はじめに
反復着床不全や反復流産では免疫学的な要因が関与することが注目されており、中でもTh1/Th2細胞バランスの破綻が重要な役割を果たすとされています。タクロリムスは免疫抑制剤として臓器移植患者に使用されてきましたが、近年、Th1/Th2比が高値を示す不妊症患者への応用が報告されています。しかし、妊娠前後のタクロリムス投与が母体や新生児に与える影響についての詳細な検討は限られており、その安全性の確認が重要となります。
ポイント
反復着床不全や反復流産で血清Th1/Th2比が10.3以上の女性において、タクロリムス治療は周産期および新生児の合併症に関連せず安全性が示されました。
引用文献
Nakagawa K, et al. Am J Reprod Immunol. 2019;82:e13142. doi: 10.1111/aji.13142.
論文内容
反復着床不全または反復流産でTh1/Th2比が10.3以上を示した109名の女性を対象とした前向き観察研究です。妊娠前後にタクロリムス1-4mg/日を投与し、出産に至った症例の周産期予後および新生児の神経運動発達を評価しました。
結果
109名の女性から113名の新生児が誕生し(4組の双胎妊娠を含む)、双胎を含む9例(8.3%)が早産となりました。妊娠高血圧症候群などの周産期合併症は2名(1.8%)に認められ、先天異常を有する新生児は1名(0.9%)でした。タクロリムスの投与量による出生体重、胎盤重量、臍帯血中リンパ球割合に差は認められませんでした。母体血漿中のタクロリムス濃度は妊娠中を通じて安定しており、臍帯血からもタクロリムスが検出されましたが、その濃度は母体血よりも低値でした。新生児の神経運動発達評価では、35名中すべての児が6カ月以内に頭部挙上・保持が可能となり、10カ月以内に支えなしで座位が可能となりました。歩行については33名が14カ月以内、全例が18カ月以内に独歩可能となりました。二語文については34名が24カ月以内、残り1名も28カ月で可能となり、一般集団と比較して神経運動発達に遅れは認められませんでした。
私見
この研究は、反復着床不全や反復流産に対するタクロリムス治療の周産期安全性を検討した初の報告として非常に価値が高いものです。臓器移植患者での妊娠におけるタクロリムスの安全性は確立されていますが(Jain AB, et al. Transplantation. 2004、Nevers W, et al. Can Fam Physician. 2014)、健常女性の不妊治療における使用については本研究が先駆的な報告となります。特に注目すべきは、平均年齢36歳、体外受精による妊娠が86%を占めるハイリスク群にも関わらず、周産期合併症率が極めて低いことです。
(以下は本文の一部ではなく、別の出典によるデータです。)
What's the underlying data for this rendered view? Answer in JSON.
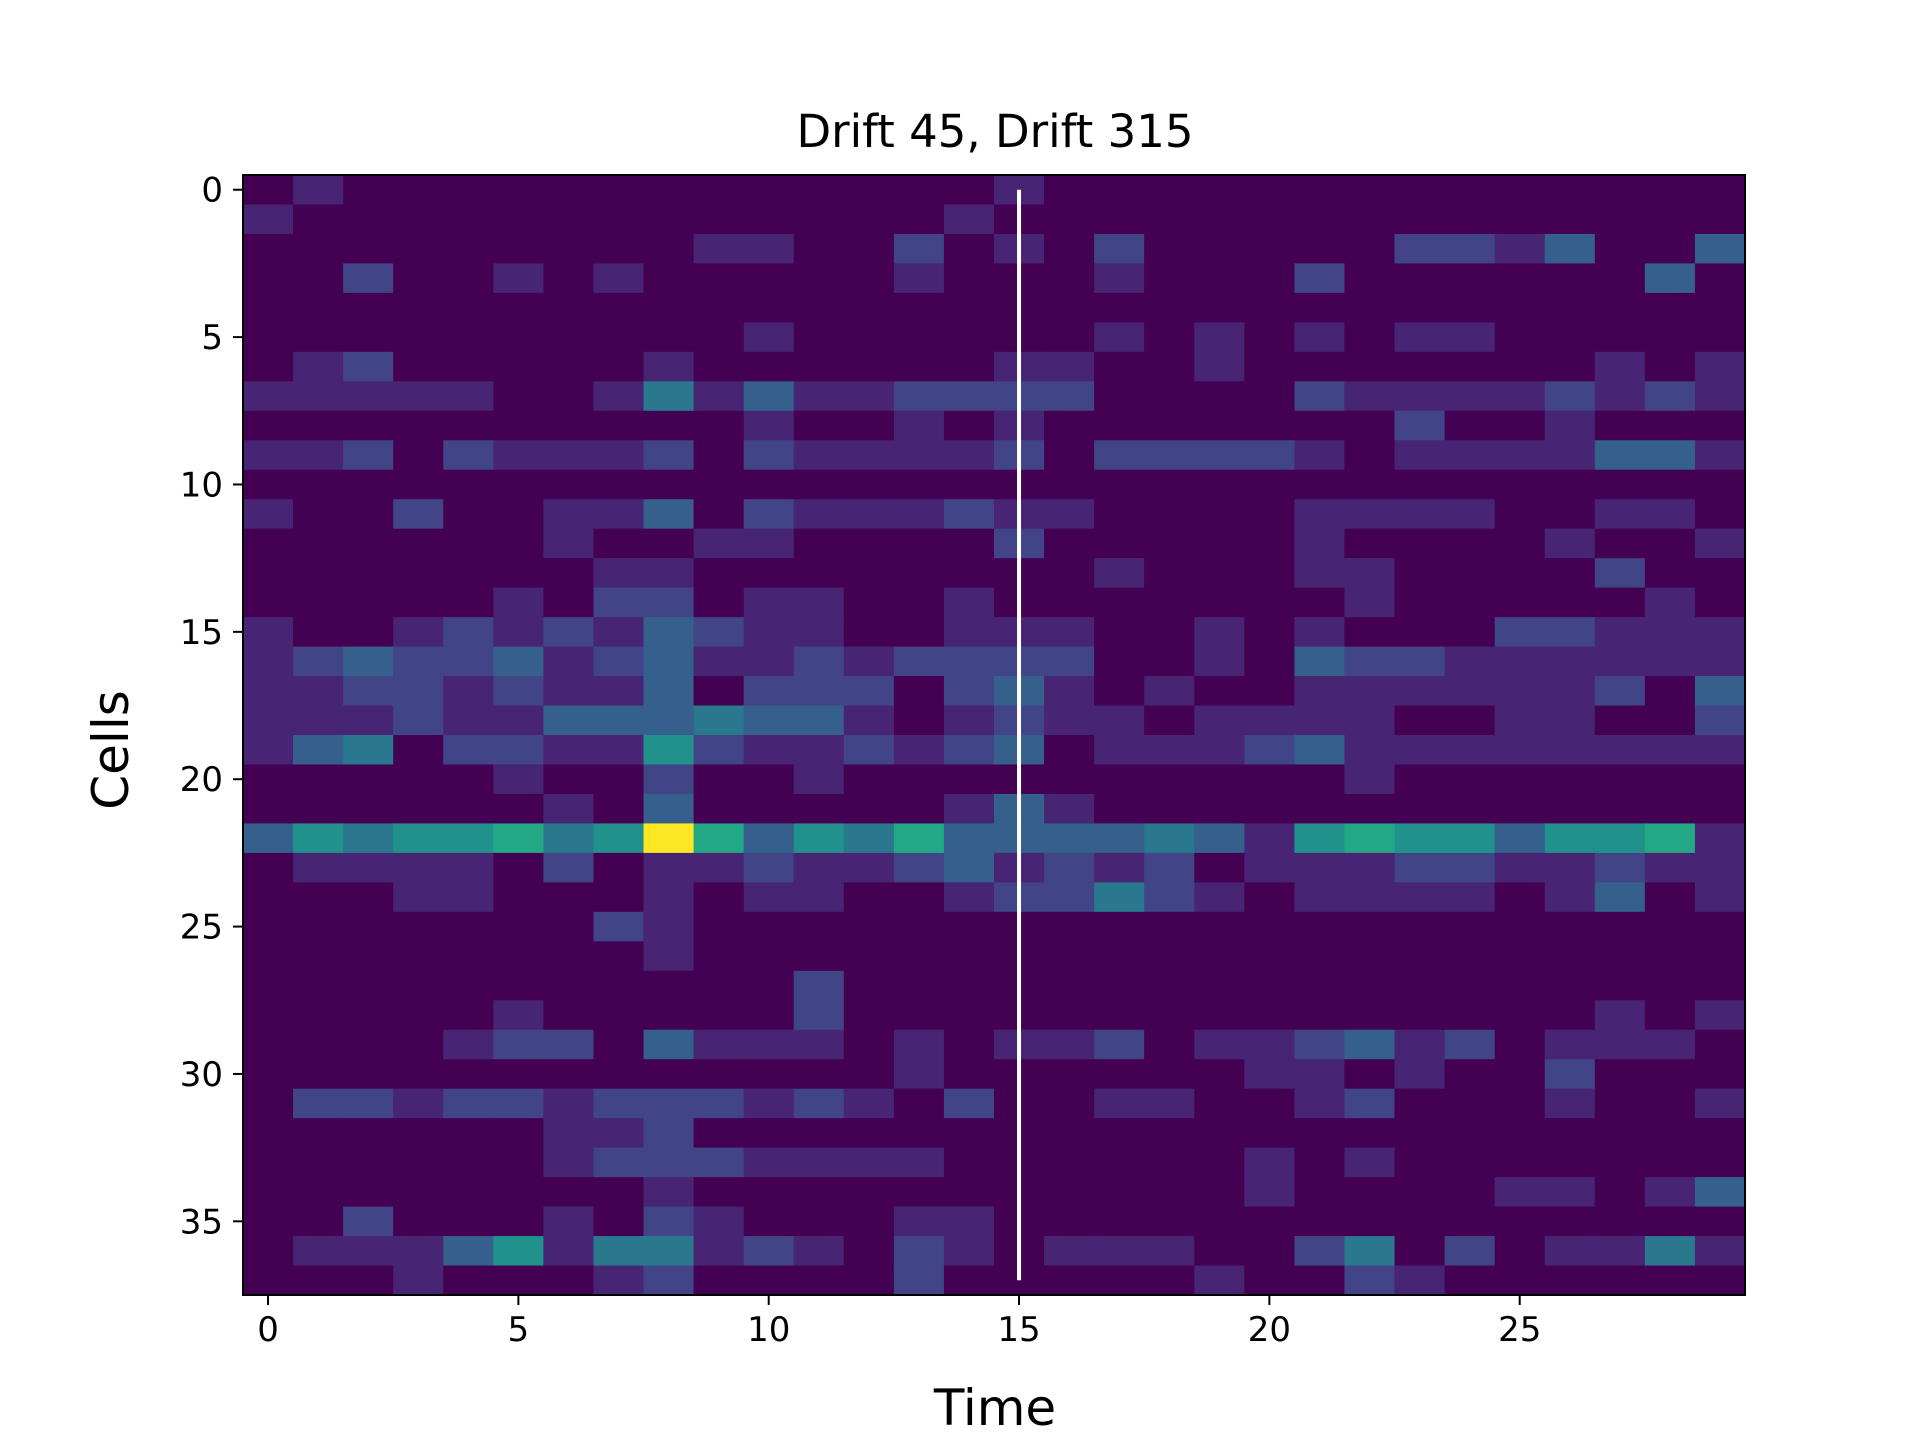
{
  "chart_data": {
    "type": "heatmap",
    "title": "Drift 45, Drift 315",
    "xlabel": "Time",
    "ylabel": "Cells",
    "colormap": "viridis",
    "x_range": [
      -0.5,
      29.5
    ],
    "y_range": [
      -0.5,
      37.5
    ],
    "y_inverted": true,
    "x_ticks": [
      0,
      5,
      10,
      15,
      20,
      25
    ],
    "y_ticks": [
      0,
      5,
      10,
      15,
      20,
      25,
      30,
      35
    ],
    "marker_line": {
      "x": 15,
      "color": "#ffffff"
    },
    "n_cols": 30,
    "vmax": 10,
    "matrix": [
      [
        0,
        1,
        0,
        0,
        0,
        0,
        0,
        0,
        0,
        0,
        0,
        0,
        0,
        0,
        0,
        1,
        0,
        0,
        0,
        0,
        0,
        0,
        0,
        0,
        0,
        0,
        0,
        0,
        0,
        0
      ],
      [
        1,
        0,
        0,
        0,
        0,
        0,
        0,
        0,
        0,
        0,
        0,
        0,
        0,
        0,
        1,
        0,
        0,
        0,
        0,
        0,
        0,
        0,
        0,
        0,
        0,
        0,
        0,
        0,
        0,
        0
      ],
      [
        0,
        0,
        0,
        0,
        0,
        0,
        0,
        0,
        0,
        1,
        1,
        0,
        0,
        2,
        0,
        1,
        0,
        2,
        0,
        0,
        0,
        0,
        0,
        2,
        2,
        1,
        3,
        0,
        0,
        3
      ],
      [
        0,
        0,
        2,
        0,
        0,
        1,
        0,
        1,
        0,
        0,
        0,
        0,
        0,
        1,
        0,
        0,
        0,
        1,
        0,
        0,
        0,
        2,
        0,
        0,
        0,
        0,
        0,
        0,
        3,
        0
      ],
      [
        0,
        0,
        0,
        0,
        0,
        0,
        0,
        0,
        0,
        0,
        0,
        0,
        0,
        0,
        0,
        0,
        0,
        0,
        0,
        0,
        0,
        0,
        0,
        0,
        0,
        0,
        0,
        0,
        0,
        0
      ],
      [
        0,
        0,
        0,
        0,
        0,
        0,
        0,
        0,
        0,
        0,
        1,
        0,
        0,
        0,
        0,
        0,
        0,
        1,
        0,
        1,
        0,
        1,
        0,
        1,
        1,
        0,
        0,
        0,
        0,
        0
      ],
      [
        0,
        1,
        2,
        0,
        0,
        0,
        0,
        0,
        1,
        0,
        0,
        0,
        0,
        0,
        0,
        1,
        1,
        0,
        0,
        1,
        0,
        0,
        0,
        0,
        0,
        0,
        0,
        1,
        0,
        1
      ],
      [
        1,
        1,
        1,
        1,
        1,
        0,
        0,
        1,
        4,
        1,
        3,
        1,
        1,
        2,
        2,
        2,
        2,
        0,
        0,
        0,
        0,
        2,
        1,
        1,
        1,
        1,
        2,
        1,
        2,
        1
      ],
      [
        0,
        0,
        0,
        0,
        0,
        0,
        0,
        0,
        0,
        0,
        1,
        0,
        0,
        1,
        0,
        1,
        0,
        0,
        0,
        0,
        0,
        0,
        0,
        2,
        0,
        0,
        1,
        0,
        0,
        0
      ],
      [
        1,
        1,
        2,
        0,
        2,
        1,
        1,
        1,
        2,
        0,
        2,
        1,
        1,
        1,
        1,
        2,
        0,
        2,
        2,
        2,
        2,
        1,
        0,
        1,
        1,
        1,
        1,
        3,
        3,
        1
      ],
      [
        0,
        0,
        0,
        0,
        0,
        0,
        0,
        0,
        0,
        0,
        0,
        0,
        0,
        0,
        0,
        0,
        0,
        0,
        0,
        0,
        0,
        0,
        0,
        0,
        0,
        0,
        0,
        0,
        0,
        0
      ],
      [
        1,
        0,
        0,
        2,
        0,
        0,
        1,
        1,
        3,
        0,
        2,
        1,
        1,
        1,
        2,
        1,
        1,
        0,
        0,
        0,
        0,
        1,
        1,
        1,
        1,
        0,
        0,
        1,
        1,
        0
      ],
      [
        0,
        0,
        0,
        0,
        0,
        0,
        1,
        0,
        0,
        1,
        1,
        0,
        0,
        0,
        0,
        2,
        0,
        0,
        0,
        0,
        0,
        1,
        0,
        0,
        0,
        0,
        1,
        0,
        0,
        1
      ],
      [
        0,
        0,
        0,
        0,
        0,
        0,
        0,
        1,
        1,
        0,
        0,
        0,
        0,
        0,
        0,
        0,
        0,
        1,
        0,
        0,
        0,
        1,
        1,
        0,
        0,
        0,
        0,
        2,
        0,
        0
      ],
      [
        0,
        0,
        0,
        0,
        0,
        1,
        0,
        2,
        2,
        0,
        1,
        1,
        0,
        0,
        1,
        0,
        0,
        0,
        0,
        0,
        0,
        0,
        1,
        0,
        0,
        0,
        0,
        0,
        1,
        0
      ],
      [
        1,
        0,
        0,
        1,
        2,
        1,
        2,
        1,
        3,
        2,
        1,
        1,
        0,
        0,
        1,
        1,
        1,
        0,
        0,
        1,
        0,
        1,
        0,
        0,
        0,
        2,
        2,
        1,
        1,
        1
      ],
      [
        1,
        2,
        3,
        2,
        2,
        3,
        1,
        2,
        3,
        1,
        1,
        2,
        1,
        2,
        2,
        2,
        2,
        0,
        0,
        1,
        0,
        3,
        2,
        2,
        1,
        1,
        1,
        1,
        1,
        1
      ],
      [
        1,
        1,
        2,
        2,
        1,
        2,
        1,
        1,
        3,
        0,
        2,
        2,
        2,
        0,
        2,
        3,
        1,
        0,
        1,
        0,
        0,
        1,
        1,
        1,
        1,
        1,
        1,
        2,
        0,
        3
      ],
      [
        1,
        1,
        1,
        2,
        1,
        1,
        3,
        3,
        3,
        4,
        3,
        3,
        1,
        0,
        1,
        2,
        1,
        1,
        0,
        1,
        1,
        1,
        1,
        0,
        0,
        1,
        1,
        0,
        0,
        2
      ],
      [
        1,
        3,
        4,
        0,
        2,
        2,
        1,
        1,
        5,
        2,
        1,
        1,
        2,
        1,
        2,
        3,
        0,
        1,
        1,
        1,
        2,
        3,
        1,
        1,
        1,
        1,
        1,
        1,
        1,
        1
      ],
      [
        0,
        0,
        0,
        0,
        0,
        1,
        0,
        0,
        2,
        0,
        0,
        1,
        0,
        0,
        0,
        0,
        0,
        0,
        0,
        0,
        0,
        0,
        1,
        0,
        0,
        0,
        0,
        0,
        0,
        0
      ],
      [
        0,
        0,
        0,
        0,
        0,
        0,
        1,
        0,
        3,
        0,
        0,
        0,
        0,
        0,
        1,
        3,
        1,
        0,
        0,
        0,
        0,
        0,
        0,
        0,
        0,
        0,
        0,
        0,
        0,
        0
      ],
      [
        3,
        5,
        4,
        5,
        5,
        6,
        4,
        5,
        10,
        6,
        3,
        5,
        4,
        6,
        3,
        3,
        3,
        3,
        4,
        3,
        1,
        5,
        6,
        5,
        5,
        3,
        5,
        5,
        6,
        1
      ],
      [
        0,
        1,
        1,
        1,
        1,
        0,
        2,
        0,
        1,
        1,
        2,
        1,
        1,
        2,
        3,
        1,
        2,
        1,
        2,
        0,
        1,
        1,
        1,
        2,
        2,
        1,
        1,
        2,
        1,
        1
      ],
      [
        0,
        0,
        0,
        1,
        1,
        0,
        0,
        0,
        1,
        0,
        1,
        1,
        0,
        0,
        1,
        2,
        2,
        4,
        2,
        1,
        0,
        1,
        1,
        1,
        1,
        0,
        1,
        3,
        0,
        1
      ],
      [
        0,
        0,
        0,
        0,
        0,
        0,
        0,
        2,
        1,
        0,
        0,
        0,
        0,
        0,
        0,
        0,
        0,
        0,
        0,
        0,
        0,
        0,
        0,
        0,
        0,
        0,
        0,
        0,
        0,
        0
      ],
      [
        0,
        0,
        0,
        0,
        0,
        0,
        0,
        0,
        1,
        0,
        0,
        0,
        0,
        0,
        0,
        0,
        0,
        0,
        0,
        0,
        0,
        0,
        0,
        0,
        0,
        0,
        0,
        0,
        0,
        0
      ],
      [
        0,
        0,
        0,
        0,
        0,
        0,
        0,
        0,
        0,
        0,
        0,
        2,
        0,
        0,
        0,
        0,
        0,
        0,
        0,
        0,
        0,
        0,
        0,
        0,
        0,
        0,
        0,
        0,
        0,
        0
      ],
      [
        0,
        0,
        0,
        0,
        0,
        1,
        0,
        0,
        0,
        0,
        0,
        2,
        0,
        0,
        0,
        0,
        0,
        0,
        0,
        0,
        0,
        0,
        0,
        0,
        0,
        0,
        0,
        1,
        0,
        1
      ],
      [
        0,
        0,
        0,
        0,
        1,
        2,
        2,
        0,
        3,
        1,
        1,
        1,
        0,
        1,
        0,
        1,
        1,
        2,
        0,
        1,
        1,
        2,
        3,
        1,
        2,
        0,
        1,
        1,
        1,
        0
      ],
      [
        0,
        0,
        0,
        0,
        0,
        0,
        0,
        0,
        0,
        0,
        0,
        0,
        0,
        1,
        0,
        0,
        0,
        0,
        0,
        0,
        1,
        1,
        0,
        1,
        0,
        0,
        2,
        0,
        0,
        0
      ],
      [
        0,
        2,
        2,
        1,
        2,
        2,
        1,
        2,
        2,
        2,
        1,
        2,
        1,
        0,
        2,
        0,
        0,
        1,
        1,
        0,
        0,
        1,
        2,
        0,
        0,
        0,
        1,
        0,
        0,
        1
      ],
      [
        0,
        0,
        0,
        0,
        0,
        0,
        1,
        1,
        2,
        0,
        0,
        0,
        0,
        0,
        0,
        0,
        0,
        0,
        0,
        0,
        0,
        0,
        0,
        0,
        0,
        0,
        0,
        0,
        0,
        0
      ],
      [
        0,
        0,
        0,
        0,
        0,
        0,
        1,
        2,
        2,
        2,
        1,
        1,
        1,
        1,
        0,
        0,
        0,
        0,
        0,
        0,
        1,
        0,
        1,
        0,
        0,
        0,
        0,
        0,
        0,
        0
      ],
      [
        0,
        0,
        0,
        0,
        0,
        0,
        0,
        0,
        1,
        0,
        0,
        0,
        0,
        0,
        0,
        0,
        0,
        0,
        0,
        0,
        1,
        0,
        0,
        0,
        0,
        1,
        1,
        0,
        1,
        3
      ],
      [
        0,
        0,
        2,
        0,
        0,
        0,
        1,
        0,
        2,
        1,
        0,
        0,
        0,
        1,
        1,
        0,
        0,
        0,
        0,
        0,
        0,
        0,
        0,
        0,
        0,
        0,
        0,
        0,
        0,
        0
      ],
      [
        0,
        1,
        1,
        1,
        3,
        5,
        1,
        4,
        4,
        1,
        2,
        1,
        0,
        2,
        1,
        0,
        1,
        1,
        1,
        0,
        0,
        2,
        4,
        0,
        2,
        0,
        1,
        1,
        4,
        1
      ],
      [
        0,
        0,
        0,
        1,
        0,
        0,
        0,
        1,
        2,
        0,
        0,
        0,
        0,
        2,
        0,
        0,
        0,
        0,
        0,
        1,
        0,
        0,
        2,
        1,
        0,
        0,
        0,
        0,
        0,
        0
      ]
    ]
  }
}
これはタクロリムスの免疫調整作用が妊娠維持のみならず、周産期合併症の予防にも寄与している可能性を示唆しています。神経運動発達においても日本の標準値と比較して遅延は認められず、胎児期のタクロリムス曝露による長期的な影響は認められませんでした。ただし、著者らも指摘するように、より大規模な研究による安全性の確認が今後必要と考えられます。